Ayer, en Sarriá de Ter y acompañando a Marc, jornada de
flags (una versión del
American football sin contacto). Levantarse un domingo a las ocho y media con el anuncio de una hora y cuarto en coche y cinco horas bajo un más que probable sol de justicia presagiaban un día difícil así que hubo que pertrecharse con
Entreguerras y, para cuando la concentración disminuyera con la deshidratación, alguna otra prosa. Teniendo en cuenta el tiempo de espera entre el primer y el último partido, la perspectiva de dos o tres horas charlando de nimiedades con los demás padres, lo cual tampoco es de por sí un acontecimiento a despreciar pero sólo si hablamos de lapsos de tiempo moderados, sólo podía combatirse con esta ayuda por muy poco acorde con las pautas de sociabilidad comúnmente aceptadas en este entorno que fuera el aparecer con libros bajo el brazo.
Justo antes de salir escogí una historia del KGB. Buscaba algo ligero. Sin embargo, la sensación de renovada ciudadanía de la República de las Letras que le posee a uno desde el viernes hizo que, finalmente, la dejara en la estantería y tomara el libro que recibí hace poco de Eduardo Moga:
La pasión de escribil, su relato de tres viajes recientes a Hispanoamérica.

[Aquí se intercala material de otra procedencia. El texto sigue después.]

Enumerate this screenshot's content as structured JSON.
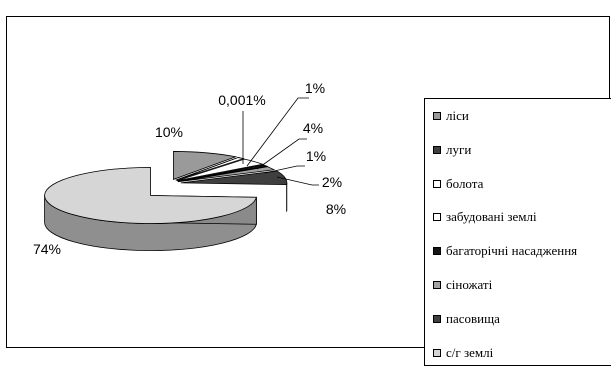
{
  "chart_data": {
    "type": "pie",
    "style": "3d-exploded",
    "categories": [
      "ліси",
      "луги",
      "болота",
      "забудовані землі",
      "багаторічні насадження",
      "сіножаті",
      "пасовища",
      "с/г землі"
    ],
    "values": [
      10,
      0.001,
      1,
      4,
      1,
      2,
      8,
      74
    ],
    "labels": [
      "10%",
      "0,001%",
      "1%",
      "4%",
      "1%",
      "2%",
      "8%",
      "74%"
    ],
    "colors": [
      "#9a9a9a",
      "#3f3f3f",
      "#ffffff",
      "#ffffff",
      "#151515",
      "#a3a3a3",
      "#3f3f3f",
      "#d6d6d6"
    ],
    "legend_position": "right"
  }
}
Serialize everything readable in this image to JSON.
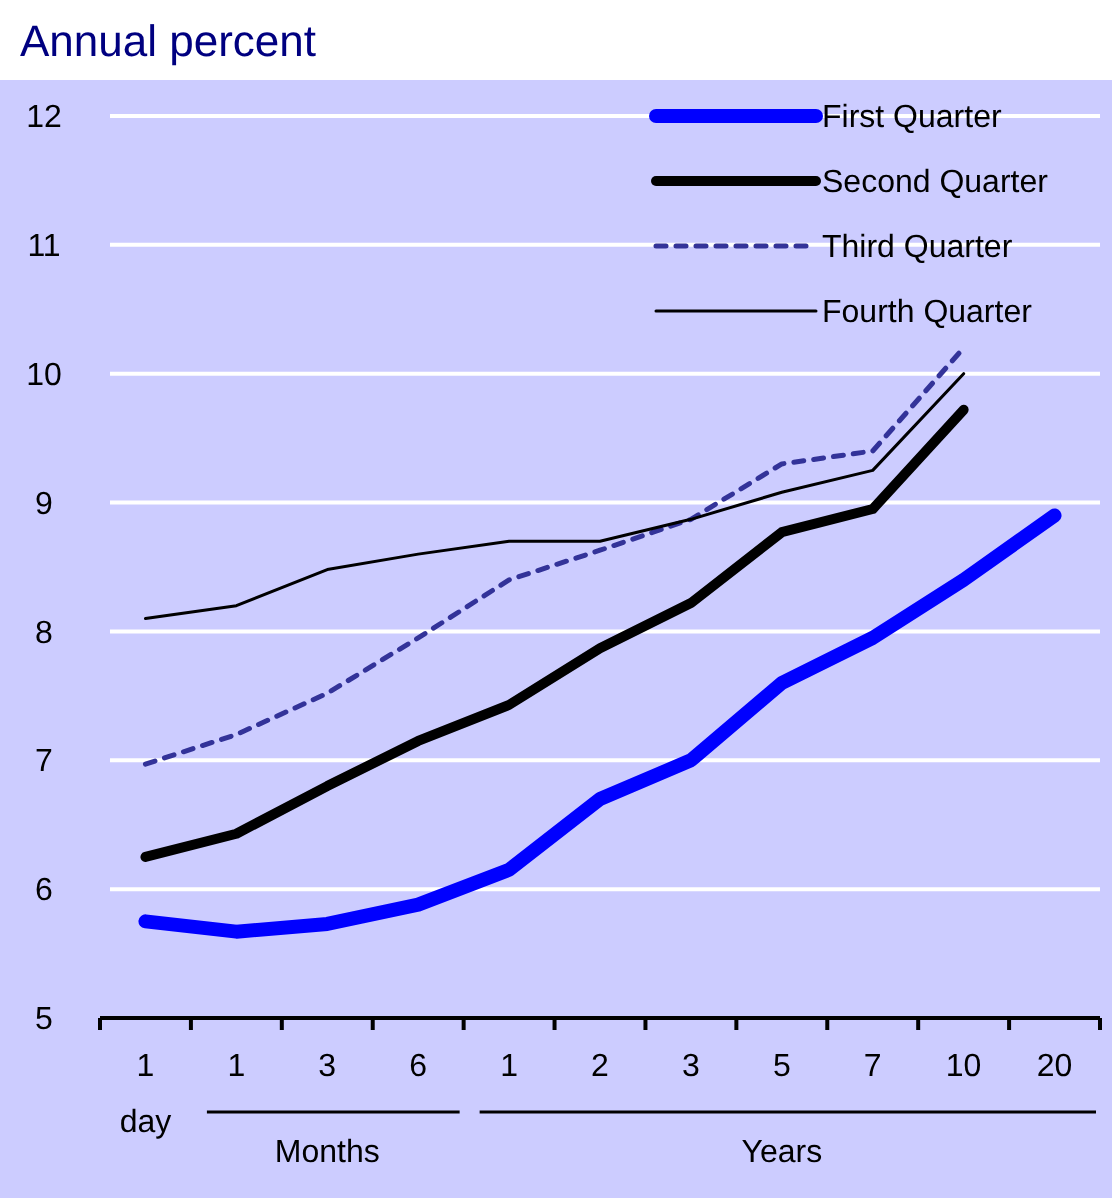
{
  "chart_data": {
    "type": "line",
    "ylabel": "Annual percent",
    "categories": [
      "1",
      "1",
      "3",
      "6",
      "1",
      "2",
      "3",
      "5",
      "7",
      "10",
      "20"
    ],
    "annotations": [
      "day",
      "Months",
      "Years"
    ],
    "series": [
      {
        "name": "First Quarter",
        "color": "#0000ff",
        "values": [
          5.75,
          5.67,
          5.73,
          5.88,
          6.15,
          6.7,
          7.0,
          7.6,
          7.95,
          8.4,
          8.9
        ]
      },
      {
        "name": "Second Quarter",
        "color": "#000000",
        "values": [
          6.25,
          6.43,
          6.8,
          7.15,
          7.43,
          7.87,
          8.22,
          8.77,
          8.95,
          9.72,
          null
        ]
      },
      {
        "name": "Third Quarter",
        "color": "#333399",
        "line_style": "dashed",
        "values": [
          6.97,
          7.2,
          7.52,
          7.95,
          8.4,
          8.63,
          8.87,
          9.3,
          9.4,
          10.2,
          null
        ]
      },
      {
        "name": "Fourth Quarter",
        "color": "#000000",
        "values": [
          8.1,
          8.2,
          8.48,
          8.6,
          8.7,
          8.7,
          8.87,
          9.08,
          9.25,
          10.0,
          null
        ]
      }
    ],
    "ylim": [
      5,
      12
    ],
    "yticks": [
      5,
      6,
      7,
      8,
      9,
      10,
      11,
      12
    ],
    "grid": "y",
    "legend": "top right",
    "line_style": "solid",
    "marker": "none"
  }
}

Acabado el primer partido y la primera ronda de conversaciones, con la excusa de comprar una bebida pude alejarme del grupo lo suficiente como para seguir con la lectura de Caballero Bonald. Media hora después, achicharrado, renuncié. Ya he dejado constancia por aquí de mi poco aprecio por el barroquismo, la acumulación de adjetivos, la yuxtaposición "a ver quién la dice más grande" o "para suscitar en el lector sensaciones y experiencias", el hermetismo o las diversas variantes de irracionalismo que consistan en la apología de la verbosidad. Que uno lea a los poetas canónicos que cultivan algunas de estas estrategias, varias o incluso todas, no significa que la experiencia sea placentera: no siempre leer está vinculado al goce; también lo está al deber. Diría que
Entreguerras no es un texto irracionalista pero sí barroco y, a momentos, sumamente hermético de modo que el esfuerzo de interpretación de numerosos pasajes puede ser de todo menos gozoso y más a treinta grados a la sombra. Claro que siempre está la alternativa de dejarse arrastrar hipnóticamente por el ritmo y la música de las palabras y sus libres y heteróclitas asociaciones pero no estoy seguro que sea el recorrido de lectura apropiado para esta obra así que cuando no pude más, me rendí y busqué otro auxilio.
Afortunadamente, por contra, el libro de Eduardo reconcilia con esa trabazón entre placer y lectura que también forma parte de lo heredado alrededor del concepto "literatura". En una hora devoré la mitad del volumen pese a que el sol, encorajinado, resolvió abrasar el polideportivo con más ahínco y convertir Girona en un pequeño Sahara.
La pasión de escribil recuerda a esa extraordinaria tradición de la literatura de viajes anglosajona, especialmente británica, que traza una cierta continuidad desde Samuel Johnson a Paddy Leigh Fermor a despecho de todas las divergencias e interrupciones que pueden encontrarse. No conozco suficiente la obra de Eduardo y tampoco a él pero aventuraría la hipótesis de que es un buen lector de esa tradición. La prosa ágil y una trama que no se deja encorsetar por la prescripción de lo que "ha de ser descrito" que caracteriza otras escuelas de literatura de viajes, ya bastarían para vincularlo a ese espacio dominante del relato viajero en lengua inglesa. Sin embargo, el elemento que a uno le obliga a inscribirlo en esa línea es el sentido del humor que atraviesa su texto de norte a sur y este a oeste. Es envidiable, y ya se sabe que la envidia es un factor de primer orden en la evaluación de la obra literaria, la facilidad con la que salpica la narración de ironía y sátira sin resultar sardónico ni cáustico pese a que, lo confieso, no quisiera encontrarme nunca en la diana de su pluma. Voy prefiriendo, con el paso de los años, escribir más bajo el signo de la benevolencia que bajo el de la sorna pero sigo encontrando un extraordinario placer en la lectura de obras de cualquier género que dejen un amplio territorio a lo cómico en sus distintas variantes, desde la comicidad aparentemente blanca y
naïf a la más corrosiva. Y diría que eso lo hace casi con maestría Eduardo. Y escribo "casi" para no parecer excesivo o adulador. No es de extrañar que lo esté acabando hoy como si se tratara de una novela policíaca y haya dejado la exigente lectura del poeta jerezano para mañana: disfruto tanto con la mordacidad de Moga que, como en los buenos relatos de viajeros, la "autosatisfacción en la satisfacción ajena" descrita por Jauss como el elemento fundamental de la experiencia estética, acaba por dominarme.